A short short about an epilogue.

 

You want a book and a blanket, warm shoes, a strong cup of coffee.  You want interesting birds at a comfortable distance, flowers nodding in the sun, forgetfulness at least for a time.  You even want redemption, relief, the past to stay past—even as it reaches out somehow to the present—symbolically, perhaps in dreams or in the figure of shadows beneath the trees—to reassure you that it’s going to stay put.  You want the world to stop ending for a minute and the mountains to stay purple under their white peaks.  And, yes, you very much want to be in love. 

Of course, as your body expels a month of agricultural pollution, you mostly want to breathe straight.  You decide you love clean air more than anything else.

Coming out of the San Joaquin Valley in the high-pollution days of summer is like being reborn.  You don’t remember how it was the first time, but can’t you imagine?  Screaming, covered in slime, a slap on the ass, and then the first ragged breath: this is what it’s like driving north on the 5 and looking back at Gustine, Newman, Patterson, Westley.  You stop for gas in Lathrop.  You consider taking a detour out to Manteca because someone in your PhD program said he once ate a good enchilada there and you’ve been chewing old jerky since Buttonwillow.  You didn’t want to get out in Los Baños because breathing there makes you want to brush your teeth.

But you don’t do the detour.  You push north, feverishly.  Maybe your fever isn’t only because of the gallons of chlorpyrifos being dropped on orange groves by the freeway.  It tastes like talcum powder.  It’s on the windshield, turning the sap of dead butterflies light gray.  As with the butterflies, so with your lungs.  Enchiladas de Manteca are one thing.  Getting out of the Valley—really getting out without an engine fire or a family emergency or a carjacking or the strange magnetic pull of Fresno simply yanking you back to the Tower District—that’s an enchilada of a much higher order.

So you get out, and it’s quietly amazing.  You spend the night in Sherwood and dream about a forest.  You go up to Portland and you look at a tugboat.  People walk past you with hands in their pockets.  Someone laughs at a joke.  The Willamette is clean beneath grey steel bridges and pillars of rust.  You decide this is where people go when they figure out what matters in life.  You buy a silver Ganesh pendant on Burnside Street and spend hours in Powell’s Books reading about Mikao Usui.

Finally in Washington, you make your first journal entry in weeks: I think I feel healthy—what happened?  When you blow your nose, the tissue isn’t stuck with black.  You no longer have a smoker’s cough after walking outside.  You think this might be something.  It might be momentous.  Your lungs don’t feel like ten pounds of water.

You are inspired to meditate for the first time since you left Michigan.  You are inspired to sit for hours at the edge of Puget Sound and not think about the doctoral program you left behind like a messy divorce.
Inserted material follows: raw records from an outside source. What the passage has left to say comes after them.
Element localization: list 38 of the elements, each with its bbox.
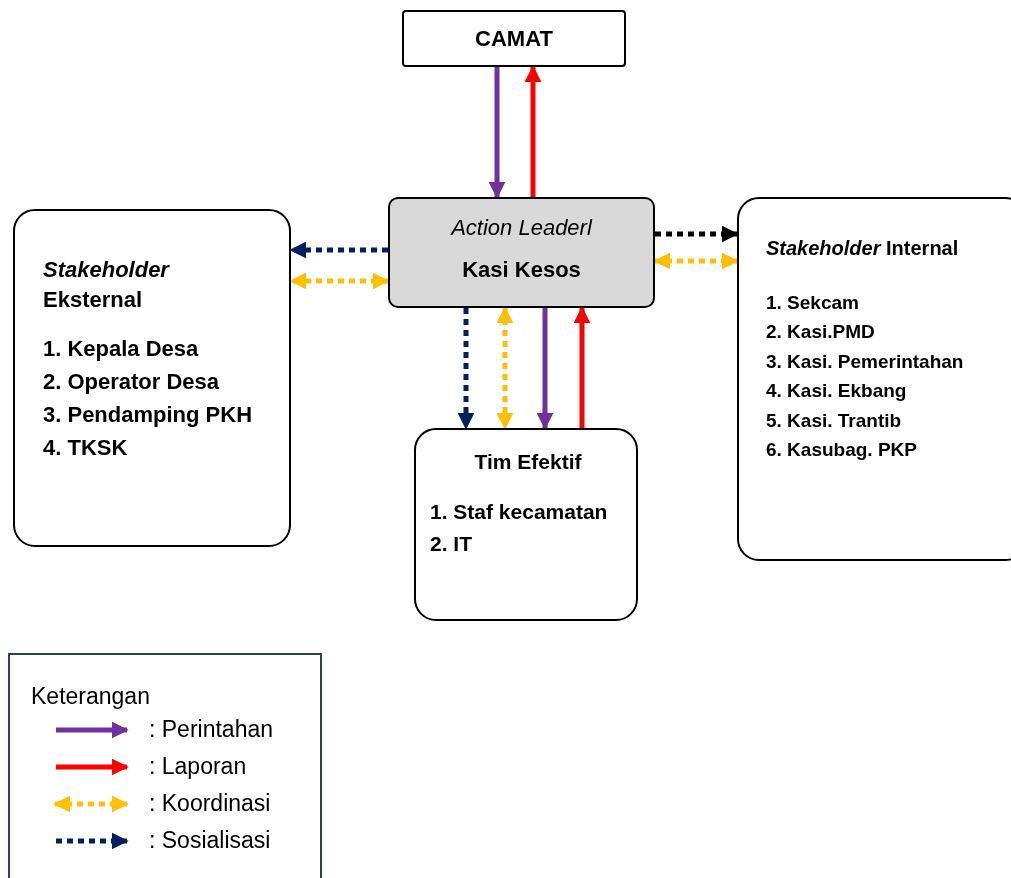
legend-label: : Sosialisasi [149,827,271,854]
team-box [414,428,638,621]
legend-label: : Koordinasi [149,790,271,817]
arrow [573,306,591,428]
node-label: CAMAT [475,24,553,53]
legend-title: Keterangan [31,682,151,711]
arrow [289,241,388,259]
list-item: 4. TKSK [43,434,129,463]
external-stakeholder-box [13,209,291,547]
node-label: Kasi Kesos [462,255,581,284]
list-item: 3. Pendamping PKH [43,401,254,430]
heading: Tim Efektif [473,449,583,475]
arrow [289,272,390,290]
arrow [488,67,506,199]
list-item: 6. Kasubag. PKP [766,438,918,463]
arrow [536,308,554,430]
list-item: 1. Kepala Desa [43,335,200,364]
arrow [653,252,739,270]
heading: Stakeholder Internal [766,236,960,261]
arrow [655,225,739,243]
camat-box [402,10,626,67]
list-item: 5. Kasi. Trantib [766,408,903,433]
legend-label: : Laporan [149,753,247,780]
list-item: 1. Staf kecamatan [430,499,609,526]
list-item: 2. Operator Desa [43,368,221,397]
internal-stakeholder-box [737,197,1011,561]
arrow [457,308,475,430]
leader-box [388,197,655,308]
list-item: 4. Kasi. Ekbang [766,379,908,404]
arrow [524,65,542,197]
legend-label: : Perintahan [149,716,274,743]
list-item: 1. Sekcam [766,291,860,315]
arrow [496,306,514,430]
heading: Action Leaderl [451,214,592,242]
list-item: 2. Kasi.PMD [766,320,876,345]
heading: Stakeholder Eksternal [43,256,171,314]
list-item: 3. Kasi. Pemerintahan [766,349,965,374]
list-item: 2. IT [430,530,473,557]
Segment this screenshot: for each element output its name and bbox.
And you don’t think about the virus much.

You’re still running—both to and from some other life you could have, should have, would have been leading.  But you might take a little time to watch an orange spider in its web.  You might read a novel.  You might close your eyes in the sun and breathe clean air for a while and, just for today, let everything slip, moment by moment, into evening.